As perturbações tornaram-se cada vez mais freqüente com o passar do dias; começaram a me perseguir em qualquer lugar fora de minha casa, e o pior de tudo: mesmo acordado os gatos apareciam para mim– Aquilo que me perseguia em sonhos conseguira enfim invadir os domínios de minha realidade desperta. Inicialmente, era como vultos, isto é, apareciam solidamente e tão logo desapareciam; eu piscava ou olhava de relance para algum canto e lá estavam eles, os gatos: um felino negro ao pé do poste da esquina, olhos amarelos brilhando dentro de uma lixeira, patas de gatos para fora dos bueiros... Eram todos negros os felinos das aparições, e tal como a gata, todos com aqueles mesmos olhos amarelos. Estavam em todo lugar. Embora as visões fossem breves, me deixavam apavorado, e eu me via obrigado a dar cada passo com o máximo de precaução.

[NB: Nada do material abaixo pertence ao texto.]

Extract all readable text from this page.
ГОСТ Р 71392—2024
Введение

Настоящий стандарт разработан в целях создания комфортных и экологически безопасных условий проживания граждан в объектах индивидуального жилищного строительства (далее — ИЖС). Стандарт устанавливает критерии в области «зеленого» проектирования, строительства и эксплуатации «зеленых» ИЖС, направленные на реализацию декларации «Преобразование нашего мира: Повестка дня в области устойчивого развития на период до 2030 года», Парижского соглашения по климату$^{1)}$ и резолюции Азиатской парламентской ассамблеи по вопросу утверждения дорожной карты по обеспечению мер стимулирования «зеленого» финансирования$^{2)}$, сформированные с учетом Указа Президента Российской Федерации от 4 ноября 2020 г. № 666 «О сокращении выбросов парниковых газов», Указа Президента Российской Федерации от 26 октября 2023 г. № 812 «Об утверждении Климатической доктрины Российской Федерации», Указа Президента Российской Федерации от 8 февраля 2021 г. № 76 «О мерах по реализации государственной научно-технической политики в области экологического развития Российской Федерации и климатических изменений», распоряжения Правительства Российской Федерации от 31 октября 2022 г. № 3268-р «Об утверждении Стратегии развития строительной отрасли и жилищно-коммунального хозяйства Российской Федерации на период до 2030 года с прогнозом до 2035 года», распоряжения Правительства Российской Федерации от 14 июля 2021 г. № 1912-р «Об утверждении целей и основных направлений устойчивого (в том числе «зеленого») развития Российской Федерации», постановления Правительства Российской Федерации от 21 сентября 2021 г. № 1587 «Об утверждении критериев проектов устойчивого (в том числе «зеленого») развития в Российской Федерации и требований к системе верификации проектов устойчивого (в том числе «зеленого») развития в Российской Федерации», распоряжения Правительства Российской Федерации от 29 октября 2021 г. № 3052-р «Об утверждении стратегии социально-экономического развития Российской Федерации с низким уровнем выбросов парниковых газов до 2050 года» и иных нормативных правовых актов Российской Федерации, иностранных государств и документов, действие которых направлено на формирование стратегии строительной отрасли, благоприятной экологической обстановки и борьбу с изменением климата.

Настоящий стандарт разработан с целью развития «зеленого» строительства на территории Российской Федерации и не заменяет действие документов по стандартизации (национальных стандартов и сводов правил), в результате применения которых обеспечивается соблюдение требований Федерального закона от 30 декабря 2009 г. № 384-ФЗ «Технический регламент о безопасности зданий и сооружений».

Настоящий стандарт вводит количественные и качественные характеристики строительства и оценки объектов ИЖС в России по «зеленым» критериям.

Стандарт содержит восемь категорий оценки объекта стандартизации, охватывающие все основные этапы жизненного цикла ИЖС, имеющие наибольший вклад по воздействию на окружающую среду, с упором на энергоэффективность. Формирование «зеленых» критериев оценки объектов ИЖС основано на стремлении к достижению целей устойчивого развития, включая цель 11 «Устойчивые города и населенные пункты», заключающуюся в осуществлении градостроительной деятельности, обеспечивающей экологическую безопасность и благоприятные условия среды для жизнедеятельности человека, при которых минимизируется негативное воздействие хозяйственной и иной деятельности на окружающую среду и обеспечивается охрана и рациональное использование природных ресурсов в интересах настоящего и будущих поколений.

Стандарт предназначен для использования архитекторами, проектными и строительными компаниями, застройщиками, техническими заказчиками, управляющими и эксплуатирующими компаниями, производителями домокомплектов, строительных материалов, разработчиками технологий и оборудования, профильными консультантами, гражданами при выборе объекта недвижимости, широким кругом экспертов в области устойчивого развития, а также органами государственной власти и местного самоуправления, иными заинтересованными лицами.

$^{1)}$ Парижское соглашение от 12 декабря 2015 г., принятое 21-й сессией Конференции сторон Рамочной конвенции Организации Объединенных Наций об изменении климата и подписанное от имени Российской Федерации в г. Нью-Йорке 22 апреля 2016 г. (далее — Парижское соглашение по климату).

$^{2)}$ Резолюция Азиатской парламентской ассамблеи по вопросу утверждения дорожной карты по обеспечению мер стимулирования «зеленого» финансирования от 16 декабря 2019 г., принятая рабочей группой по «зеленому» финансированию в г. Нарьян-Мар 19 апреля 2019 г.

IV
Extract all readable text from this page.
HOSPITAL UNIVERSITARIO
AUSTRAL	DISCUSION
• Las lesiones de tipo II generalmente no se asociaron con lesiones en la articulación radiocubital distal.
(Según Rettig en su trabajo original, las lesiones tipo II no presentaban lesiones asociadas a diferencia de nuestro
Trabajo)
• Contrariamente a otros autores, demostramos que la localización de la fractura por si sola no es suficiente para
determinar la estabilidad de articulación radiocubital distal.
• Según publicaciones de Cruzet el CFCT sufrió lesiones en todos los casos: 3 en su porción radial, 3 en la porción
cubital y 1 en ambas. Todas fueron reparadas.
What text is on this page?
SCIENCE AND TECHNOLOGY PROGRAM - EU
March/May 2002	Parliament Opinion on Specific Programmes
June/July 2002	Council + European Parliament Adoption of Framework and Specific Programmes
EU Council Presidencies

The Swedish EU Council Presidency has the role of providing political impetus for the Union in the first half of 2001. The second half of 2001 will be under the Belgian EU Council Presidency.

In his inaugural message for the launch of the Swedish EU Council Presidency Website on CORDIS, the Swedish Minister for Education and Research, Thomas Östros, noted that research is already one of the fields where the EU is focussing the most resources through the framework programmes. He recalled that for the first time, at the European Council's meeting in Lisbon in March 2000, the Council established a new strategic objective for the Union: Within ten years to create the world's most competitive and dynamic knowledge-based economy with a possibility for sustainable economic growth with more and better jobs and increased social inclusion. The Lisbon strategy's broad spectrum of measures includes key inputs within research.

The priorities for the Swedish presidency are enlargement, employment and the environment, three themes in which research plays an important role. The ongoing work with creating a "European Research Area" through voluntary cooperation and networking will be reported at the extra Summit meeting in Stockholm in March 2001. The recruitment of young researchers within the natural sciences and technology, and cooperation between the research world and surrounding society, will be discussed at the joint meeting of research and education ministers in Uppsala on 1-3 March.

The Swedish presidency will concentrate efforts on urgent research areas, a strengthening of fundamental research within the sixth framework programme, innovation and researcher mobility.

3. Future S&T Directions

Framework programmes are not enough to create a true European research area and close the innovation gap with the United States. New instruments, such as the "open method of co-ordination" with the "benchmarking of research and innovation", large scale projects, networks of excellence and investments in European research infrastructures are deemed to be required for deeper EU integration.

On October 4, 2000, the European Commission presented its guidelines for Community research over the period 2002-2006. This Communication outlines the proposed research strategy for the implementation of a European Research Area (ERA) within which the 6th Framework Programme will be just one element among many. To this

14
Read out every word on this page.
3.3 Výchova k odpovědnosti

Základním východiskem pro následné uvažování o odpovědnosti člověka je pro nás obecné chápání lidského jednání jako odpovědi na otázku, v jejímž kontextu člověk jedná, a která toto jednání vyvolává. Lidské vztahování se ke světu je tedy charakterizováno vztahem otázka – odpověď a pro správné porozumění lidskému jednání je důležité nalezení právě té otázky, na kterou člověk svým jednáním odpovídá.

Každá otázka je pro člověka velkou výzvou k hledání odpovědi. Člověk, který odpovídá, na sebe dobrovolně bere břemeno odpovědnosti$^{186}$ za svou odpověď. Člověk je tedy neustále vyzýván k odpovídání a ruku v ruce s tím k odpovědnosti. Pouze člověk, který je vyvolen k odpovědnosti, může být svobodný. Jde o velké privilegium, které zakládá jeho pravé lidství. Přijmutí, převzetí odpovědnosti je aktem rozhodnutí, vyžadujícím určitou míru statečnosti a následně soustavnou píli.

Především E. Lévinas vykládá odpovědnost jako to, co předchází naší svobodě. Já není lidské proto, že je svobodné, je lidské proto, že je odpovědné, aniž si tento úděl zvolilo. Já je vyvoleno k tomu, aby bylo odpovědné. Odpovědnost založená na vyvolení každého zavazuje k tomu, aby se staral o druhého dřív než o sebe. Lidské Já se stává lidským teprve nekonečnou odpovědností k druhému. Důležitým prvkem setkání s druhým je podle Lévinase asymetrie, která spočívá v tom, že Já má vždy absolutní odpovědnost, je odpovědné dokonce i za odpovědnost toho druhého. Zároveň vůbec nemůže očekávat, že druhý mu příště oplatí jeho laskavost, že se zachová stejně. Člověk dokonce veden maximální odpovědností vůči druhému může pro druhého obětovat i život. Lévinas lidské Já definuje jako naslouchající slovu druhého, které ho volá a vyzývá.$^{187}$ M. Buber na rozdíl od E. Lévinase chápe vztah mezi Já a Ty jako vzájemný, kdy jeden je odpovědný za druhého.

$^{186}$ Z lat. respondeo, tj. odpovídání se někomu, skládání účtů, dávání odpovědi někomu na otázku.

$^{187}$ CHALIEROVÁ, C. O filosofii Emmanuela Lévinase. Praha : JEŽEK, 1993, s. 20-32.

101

Nas antigas estações desativadas pelas quais passava de trem pela manhã, a caminho da faculdade, também lá os via: gatos negros de todos os tamanhos em cima e entre os buracos dos muros quebrados, sentados nos bancos velhos, por trás do capim raso que crescia entre as fendas do concreto velho; sempre observando, sempre me observando. Eles sempre estavam lá: vários pontos – a cada dia aumentavam em número – escuros na claridade esbranquiçada das estações em ruínas; eu os via bem, lá fora, pela janela do trem... E sei também que eles me viam... com certeza, eu era o único que os via...

Nas grandes multidões a coisa era pior, era muito pior!Era impossível reprimir o desespero. Todos ao meu redor pareciam me encarar, eles me observavam; observavam-me com os mesmos olhos da gata preta, com os mesmos olhos amarelos de desprezo, soberba e zombaria... Os olhos nos quais se encerra toda podridão, perversão e horror da humanidade – sim, eram estes olhos pregados nos rostos de todas as pessoas da rua! Olhavam-me, piscavam os olhos, e seus olhos já não eram da mesma cor; oscilava a íris de seus olhos entre o castanho, o negro, o verde e por fim aquele amarelo podre; sempre terminavam lançando aqueles olhos da fera sobre mim. A sensação era horrível. Eu corria entre a multidão, fugindo para locais desérticos longe daquela gente. Também dentro dos veículos, nas vitrines das lojas, até mesmo no restaurante... Os gatos apareciam por todos os lados.

Estes delírios se tornavam cada vez mais freqüentes e intensos, cada vez mais perturbadores e sinistros, de maneira que culminou no meu total declínio, há pouco mais de alguns dias... Não sei dizer; não sei se foi a privação do sono, as altas doses de estimulantes à base de cafeína e taurina e a rotina sem descanso que resultaram na última seqüência de acontecimentos de minha vida, a única coisa que posso afirmar é que a partir do ponto em que entrarei agora não sou mais capaz de distinguir o que vivi em realidade, do que vivi em delírios, isto é, os fatos das alucinações. Minha mente me engana...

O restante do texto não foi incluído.